L'Acte de Québec, adopté par le Parlement britannique le 22 juin 1774, transforme radicalement le statut et les frontières de la Province de Québec, représentant un tournant majeur dans la politique coloniale britannique en Amérique du Nord.
Cette loi révolutionnaire reconnaît officiellement les droits et particularités de la population canadienne-française. Elle rétablit le droit civil français pour les affaires civiles et les relations de propriété, tout en maintenant le droit criminel anglais. L'Acte abolit le serment du Test qui excluait les catholiques des fonctions publiques et garantit le libre exercice de la religion catholique, permettant au clergé de percevoir la dîme. Le système seigneurial est officiellement reconnu et protégé. Ces concessions pragmatiques reconnaissent la réalité démographique : environ 80 000 Canadiens français face à quelques milliers de britanniques seulement.
L'Acte de Québec redessine spectaculairement les frontières de la province, les étendant vers le sud jusqu'à la rivière Ohio et vers l'ouest jusqu'au Mississippi, englobant ainsi les territoires des Grands Lacs et de la vallée de l'Ohio. Ce territoire immense, vingt fois plus vaste que les limites de 1763, vise à mieux contrôler le commerce des fourrures et à maintenir les alliances avec les nations autochtones de ces régions.
L'administration demeure autoritaire, sans assemblée élue. Un Conseil législatif nommé par le gouverneur, composé de notables britanniques et canadiens-français, conseille l'exécutif. Cette structure vise à s'assurer la loyauté des élites canadiennes-françaises, particulièrement du clergé et de la noblesse seigneuriale.

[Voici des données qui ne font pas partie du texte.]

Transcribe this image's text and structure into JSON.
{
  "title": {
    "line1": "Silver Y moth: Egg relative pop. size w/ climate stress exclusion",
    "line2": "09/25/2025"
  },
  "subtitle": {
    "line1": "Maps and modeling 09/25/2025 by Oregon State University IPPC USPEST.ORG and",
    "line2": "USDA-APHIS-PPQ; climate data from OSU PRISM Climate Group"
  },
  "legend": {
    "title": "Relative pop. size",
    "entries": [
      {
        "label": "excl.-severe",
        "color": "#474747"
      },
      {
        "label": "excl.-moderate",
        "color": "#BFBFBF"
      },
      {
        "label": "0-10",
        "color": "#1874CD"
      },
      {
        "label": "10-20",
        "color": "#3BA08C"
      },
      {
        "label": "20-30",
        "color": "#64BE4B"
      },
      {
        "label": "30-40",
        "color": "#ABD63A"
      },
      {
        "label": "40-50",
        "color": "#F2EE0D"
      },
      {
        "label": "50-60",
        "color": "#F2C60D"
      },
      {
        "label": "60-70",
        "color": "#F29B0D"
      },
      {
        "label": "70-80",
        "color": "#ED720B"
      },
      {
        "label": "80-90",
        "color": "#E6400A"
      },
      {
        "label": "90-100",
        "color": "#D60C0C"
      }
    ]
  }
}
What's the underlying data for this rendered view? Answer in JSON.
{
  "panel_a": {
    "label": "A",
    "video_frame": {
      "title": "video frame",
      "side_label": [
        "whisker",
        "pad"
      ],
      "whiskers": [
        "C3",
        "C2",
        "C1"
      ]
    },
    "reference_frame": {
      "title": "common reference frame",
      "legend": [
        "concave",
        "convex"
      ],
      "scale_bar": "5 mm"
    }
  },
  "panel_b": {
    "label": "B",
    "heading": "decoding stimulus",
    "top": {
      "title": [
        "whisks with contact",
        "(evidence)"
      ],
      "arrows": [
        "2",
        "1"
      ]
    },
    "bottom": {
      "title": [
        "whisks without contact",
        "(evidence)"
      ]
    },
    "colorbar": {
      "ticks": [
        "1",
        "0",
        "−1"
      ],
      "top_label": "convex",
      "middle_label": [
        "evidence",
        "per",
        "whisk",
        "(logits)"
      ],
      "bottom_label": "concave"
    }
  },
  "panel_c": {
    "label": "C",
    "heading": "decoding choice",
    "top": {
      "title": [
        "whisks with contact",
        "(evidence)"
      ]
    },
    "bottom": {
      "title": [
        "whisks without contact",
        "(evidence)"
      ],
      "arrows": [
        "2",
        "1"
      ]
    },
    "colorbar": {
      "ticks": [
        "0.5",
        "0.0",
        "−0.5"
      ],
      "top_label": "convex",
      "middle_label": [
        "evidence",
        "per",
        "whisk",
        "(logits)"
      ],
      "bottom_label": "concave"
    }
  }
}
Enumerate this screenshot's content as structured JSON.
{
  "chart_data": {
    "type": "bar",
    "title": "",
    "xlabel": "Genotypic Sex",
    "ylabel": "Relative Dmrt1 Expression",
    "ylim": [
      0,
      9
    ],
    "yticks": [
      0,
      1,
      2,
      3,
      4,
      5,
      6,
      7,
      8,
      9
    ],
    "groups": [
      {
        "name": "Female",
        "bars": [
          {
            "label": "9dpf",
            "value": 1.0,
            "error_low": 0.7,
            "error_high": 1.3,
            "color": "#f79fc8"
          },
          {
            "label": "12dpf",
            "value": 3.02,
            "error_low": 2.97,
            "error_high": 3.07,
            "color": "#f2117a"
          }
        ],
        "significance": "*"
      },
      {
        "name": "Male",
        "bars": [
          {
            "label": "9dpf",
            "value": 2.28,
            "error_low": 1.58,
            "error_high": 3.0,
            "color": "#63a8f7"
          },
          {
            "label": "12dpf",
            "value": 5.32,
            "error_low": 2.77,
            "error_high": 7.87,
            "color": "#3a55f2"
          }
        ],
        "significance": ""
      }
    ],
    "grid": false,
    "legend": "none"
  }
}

Cette politique conciliatrice enrage les Treize Colonies. Elles y voient une trahison des principes britanniques et protestants, ainsi qu'un blocage de leur expansion territoriale vers l'ouest. L'Acte de Québec devient ainsi l'une des "lois intolérables" qui précipitent la Révolution américaine. Pour les Canadiens français, il représente une garantie de survie culturelle qui influencera profondément leur relation avec la Couronne britannique durant les décennies suivantes.